Given the above, the cost of imposing import duties on Cisco phones would directly pass on as additional cost on IT/ITES sector. Of course, Govt. would be slightly richer by way of import duty collections. 

Most of the products on the ITA-II list are similar. They are used by IT software sector (LCD screens, processors, printer ink etc), or by IT hardware manufacturers (NC machine tools etc). Of course, there are nonsense consumer items which can be considered simple white goods and not IT hardware. Products such as smart refrigerators, smart air conditioners, LCD televisions are unacceptable in the list. Some were opposed and struck down, such as LCD television, but some still exist. India should have probably bargained to remove such white goods, while not totally walking away.

I mostly agree with India's stand of walking away. This has given India the flexibility to take a call on each product independently. If India wishes, she may impose or reduce duties on items of interest. However, knowing that we have product lines with inverted duty structures, items where raw material duties are higher than on finished products, the ability of commerce/finance ministries to strategise on such details is moot.

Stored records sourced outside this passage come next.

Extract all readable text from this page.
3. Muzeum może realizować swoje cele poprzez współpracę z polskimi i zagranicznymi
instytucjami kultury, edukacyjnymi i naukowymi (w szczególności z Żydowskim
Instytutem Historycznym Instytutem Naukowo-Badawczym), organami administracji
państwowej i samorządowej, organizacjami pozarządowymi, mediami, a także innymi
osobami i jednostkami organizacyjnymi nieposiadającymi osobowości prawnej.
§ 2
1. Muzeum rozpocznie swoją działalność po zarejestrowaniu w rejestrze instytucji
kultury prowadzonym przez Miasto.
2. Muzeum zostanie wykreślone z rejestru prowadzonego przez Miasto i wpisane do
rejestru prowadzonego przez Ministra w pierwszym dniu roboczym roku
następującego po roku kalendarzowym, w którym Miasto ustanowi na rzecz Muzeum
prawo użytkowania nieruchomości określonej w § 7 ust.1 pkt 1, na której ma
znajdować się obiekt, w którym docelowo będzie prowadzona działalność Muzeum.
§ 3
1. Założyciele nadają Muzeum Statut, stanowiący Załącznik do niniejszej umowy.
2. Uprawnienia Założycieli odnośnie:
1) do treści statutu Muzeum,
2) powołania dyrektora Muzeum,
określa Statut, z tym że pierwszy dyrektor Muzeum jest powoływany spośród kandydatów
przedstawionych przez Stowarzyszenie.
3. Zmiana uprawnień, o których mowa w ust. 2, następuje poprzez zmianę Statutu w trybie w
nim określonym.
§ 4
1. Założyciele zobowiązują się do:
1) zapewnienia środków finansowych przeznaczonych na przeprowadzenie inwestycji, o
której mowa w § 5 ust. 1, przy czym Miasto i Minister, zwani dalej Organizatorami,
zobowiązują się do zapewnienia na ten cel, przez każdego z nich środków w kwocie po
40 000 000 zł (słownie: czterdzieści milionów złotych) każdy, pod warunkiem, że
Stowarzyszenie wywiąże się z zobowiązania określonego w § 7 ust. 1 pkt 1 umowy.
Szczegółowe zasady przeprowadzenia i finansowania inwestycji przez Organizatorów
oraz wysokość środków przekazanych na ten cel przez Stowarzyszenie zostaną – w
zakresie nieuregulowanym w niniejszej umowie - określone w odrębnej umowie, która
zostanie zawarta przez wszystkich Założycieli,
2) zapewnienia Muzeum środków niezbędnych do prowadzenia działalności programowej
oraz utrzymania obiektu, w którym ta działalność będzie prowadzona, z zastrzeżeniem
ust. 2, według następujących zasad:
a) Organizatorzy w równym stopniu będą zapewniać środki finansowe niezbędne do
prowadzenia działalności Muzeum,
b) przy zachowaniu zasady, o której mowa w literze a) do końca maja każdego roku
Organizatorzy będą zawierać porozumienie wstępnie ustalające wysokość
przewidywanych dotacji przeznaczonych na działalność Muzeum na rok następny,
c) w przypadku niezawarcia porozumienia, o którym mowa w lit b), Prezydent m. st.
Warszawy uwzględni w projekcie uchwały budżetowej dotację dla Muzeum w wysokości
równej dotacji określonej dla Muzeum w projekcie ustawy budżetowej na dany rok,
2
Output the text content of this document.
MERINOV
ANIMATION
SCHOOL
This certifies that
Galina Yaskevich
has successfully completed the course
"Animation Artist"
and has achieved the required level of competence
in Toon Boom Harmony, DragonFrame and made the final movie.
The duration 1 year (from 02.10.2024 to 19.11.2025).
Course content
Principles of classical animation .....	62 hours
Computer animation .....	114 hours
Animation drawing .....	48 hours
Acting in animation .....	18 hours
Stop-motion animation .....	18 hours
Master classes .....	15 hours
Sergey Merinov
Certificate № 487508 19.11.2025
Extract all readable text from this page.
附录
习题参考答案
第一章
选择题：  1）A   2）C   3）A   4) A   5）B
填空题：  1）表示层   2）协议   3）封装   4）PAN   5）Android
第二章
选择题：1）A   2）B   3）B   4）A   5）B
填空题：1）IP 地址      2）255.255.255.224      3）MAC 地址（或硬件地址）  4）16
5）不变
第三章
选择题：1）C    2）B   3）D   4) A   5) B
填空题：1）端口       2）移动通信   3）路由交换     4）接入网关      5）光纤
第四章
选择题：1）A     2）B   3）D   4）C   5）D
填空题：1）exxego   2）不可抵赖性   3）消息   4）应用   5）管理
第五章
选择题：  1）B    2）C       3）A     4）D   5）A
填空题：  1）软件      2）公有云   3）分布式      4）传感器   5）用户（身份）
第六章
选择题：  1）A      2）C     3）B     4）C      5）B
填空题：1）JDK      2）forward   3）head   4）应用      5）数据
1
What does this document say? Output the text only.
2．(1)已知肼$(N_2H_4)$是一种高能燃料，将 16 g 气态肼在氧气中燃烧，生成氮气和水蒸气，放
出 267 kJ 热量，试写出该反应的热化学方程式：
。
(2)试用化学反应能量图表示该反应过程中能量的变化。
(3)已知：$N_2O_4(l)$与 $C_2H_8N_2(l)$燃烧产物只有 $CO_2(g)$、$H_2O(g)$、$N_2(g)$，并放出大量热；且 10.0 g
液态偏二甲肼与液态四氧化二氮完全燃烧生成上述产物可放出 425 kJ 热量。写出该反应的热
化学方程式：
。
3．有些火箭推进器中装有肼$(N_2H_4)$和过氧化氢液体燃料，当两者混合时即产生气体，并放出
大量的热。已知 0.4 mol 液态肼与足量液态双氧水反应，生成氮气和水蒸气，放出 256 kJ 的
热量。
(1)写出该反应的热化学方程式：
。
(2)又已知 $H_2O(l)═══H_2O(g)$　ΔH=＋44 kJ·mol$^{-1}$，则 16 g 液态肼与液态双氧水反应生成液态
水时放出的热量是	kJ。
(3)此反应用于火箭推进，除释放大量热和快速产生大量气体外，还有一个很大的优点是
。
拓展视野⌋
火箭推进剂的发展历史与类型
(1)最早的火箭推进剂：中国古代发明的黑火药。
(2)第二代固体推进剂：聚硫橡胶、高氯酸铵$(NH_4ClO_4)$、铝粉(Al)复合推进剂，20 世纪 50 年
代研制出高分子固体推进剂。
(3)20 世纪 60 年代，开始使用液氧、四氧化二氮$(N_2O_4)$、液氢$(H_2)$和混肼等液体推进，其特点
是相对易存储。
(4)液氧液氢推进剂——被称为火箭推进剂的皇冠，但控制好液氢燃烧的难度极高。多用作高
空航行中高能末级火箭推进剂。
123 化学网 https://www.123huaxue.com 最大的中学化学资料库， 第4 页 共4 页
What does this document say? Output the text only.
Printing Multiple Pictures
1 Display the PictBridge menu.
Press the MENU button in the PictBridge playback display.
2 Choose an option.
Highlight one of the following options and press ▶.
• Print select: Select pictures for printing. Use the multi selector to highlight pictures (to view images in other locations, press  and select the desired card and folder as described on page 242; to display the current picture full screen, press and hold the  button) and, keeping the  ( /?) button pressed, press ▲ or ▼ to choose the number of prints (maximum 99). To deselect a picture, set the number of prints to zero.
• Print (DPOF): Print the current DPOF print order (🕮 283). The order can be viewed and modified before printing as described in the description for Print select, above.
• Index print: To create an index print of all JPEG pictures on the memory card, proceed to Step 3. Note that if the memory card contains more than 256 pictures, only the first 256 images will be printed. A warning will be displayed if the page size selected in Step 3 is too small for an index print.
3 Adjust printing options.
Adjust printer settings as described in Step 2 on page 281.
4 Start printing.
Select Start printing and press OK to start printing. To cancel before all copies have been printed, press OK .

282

Also, the fact that there was no brouhaha over India not getting into the deal points in the direction that we do not matter at world stage in this area, indicating that probably this is not the right time for India to get into ITA-II. We would be in bad bargaining position.
Nevertheless, we need to work on IT hardware manufacturing, given that we would be moving into increasingly digital age where even the governance would need huge IT hardware. There are some good (M-SIPS) and some half hearted initiatives (DGFT) related to this by various ministries. It's time an umbrella strategy is made and implemented to avoid getting caught in a situation where we continue hiding behind tariff walls, to protect the ever infant industry, and opposing ITA-III, IV or whatever number the world agrees on.